Il giorno gio, 24/05/2018 alle 07.19 +0000, Frederic Crozat ha scritto:

openSUSE Leap 15 / SLE 15 (both SLES and SLED) are / will be shipping with systemd 234, systemd-ac-power is available there. There is no real point to supporting older Leap / SLE for this particular feature. SLES and SLED 15 are similar regarding power handling. upower is available on both but will be installed by default only for graphical desktop installation. A pure text-only install of SLES will not install upower. — You are receiving this because you were mentioned. Reply to this email directly, view it on GitHub, or mute the thread.

sten0 commented 6 years ago

On 24 May 2018 at 03:19, Frederic Crozat notifications@github.com wrote:

openSUSE Leap 15 / SLE 15 (both SLES and SLED) are / will be shipping with systemd 234, systemd-ac-power is available there. There is no real point to supporting older Leap / SLE for this particular feature.

SLES and SLED 15 are similar regarding power handling. upower is available on both but will be installed by default only for graphical desktop installation. A pure text-only install of SLES will not install upower.

@fcrozat, thank you for confirming this!
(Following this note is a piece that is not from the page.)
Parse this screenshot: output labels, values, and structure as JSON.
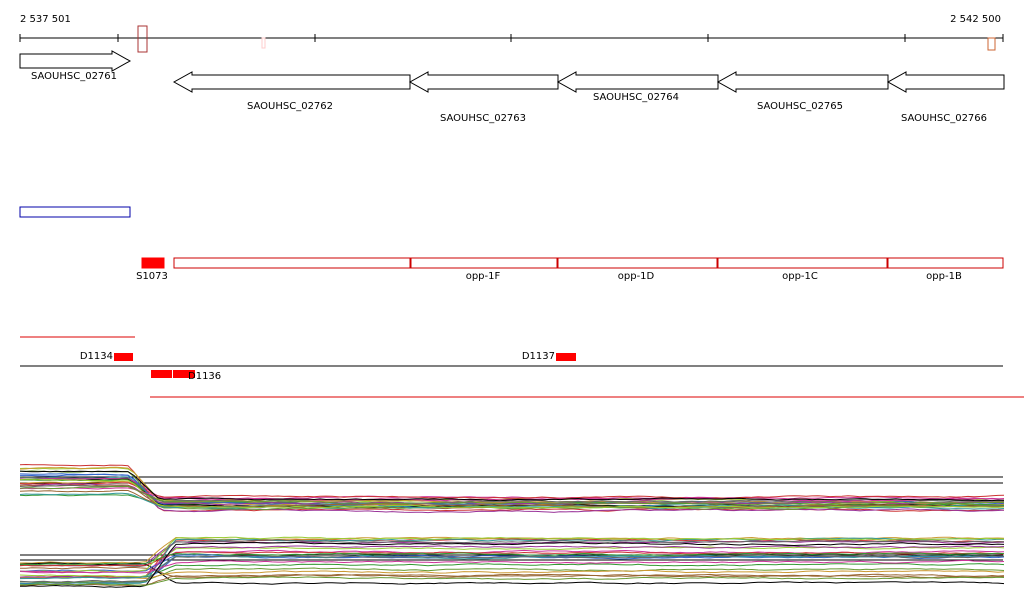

Does SLES have a default system-level method for handling UPS events, or are apcupsd or Network UPS Tools (NUT) still needed? Is NUT installed by default? From what I can tell the advantage of using upower is that it provides an event-driven interface that can be relied on to provide AC||battery state for both laptops and UPS-connected servers. Alternatively, I've figured out a way to handle the laptop case without polling, NUT provides a nice event-driven interface, but it seems to still be necessary to fall back to polling for apcupsd. So depend on upower in btrfsmaintenance vs write three methods for three different interfaces, and where apcups will require polling--which is probably ok. @kdave, what do you think? I'm willing to work on whatever you decide is most correct.

Regarding minimising the maintenance burden in btrfsmaintenance, it sounds like systemd-ac-power can be depended on for reasonably up-to-date systemd systems, and distributions that support non-systemd inits tend to provide equivalent functionality with /usr/bin/on_ac_power in a package named something like powermgmt-base. @comio, do you know of any default cases where openRC is installed, but powermgmt-base is not? If so, does openRC provide its own helper script? @kdave, or would you prefer that btrfsmaintenance reimplements this logic as Comio suggests in this PR? @kdave, if you advocate depending on systemd-ac-power, on_ac_power, or the NUT or apcupsd equivalent, would you like to see this as a config key, or as a case structure in btrfs-maintenance-functions?

@comio, thanks again for your work on this issue so far! :-)

fcrozat commented 6 years ago

AFAIK, there is no system-level method to handled UPS events. Both apupsd and nut are available on SLES but not installed by default.

GuillaumeSeren commented 5 years ago

Hey there, I have been using btrfsmaintenance on desktop/server and now I want to use it on my laptop too, I have finally find this issue and the patches from @comio (Thank you).

I rebased against 0.4.1 and applyed the patches in my portage, Ideally I would like the operation to wait to be on ac to start the patch, this is done by the patch from @comio with a timer.

But I think there is an other part not really covered by this, like you are in ac and a task started (maybe even multiple task), but you don't notice it, and you unplugged the ac, I would like to pause the runnning process, and resume them when on back on ac, I know this seems not easy but btrfs support that so I think it could be great to have this.

sten0 commented 4 years ago

@kdave, so, would you like me work on adding event-driven upower support, plus a config key (disabled by default). Also, would you like btrfsmaintenance to store it's state or unconditionally react to these upower events? The intent [edit: is] to DTRT when a laptop is unplugged, replugged, unplugged mid-operation, etc, and also to conserve power when a server goes to backup power (UPS).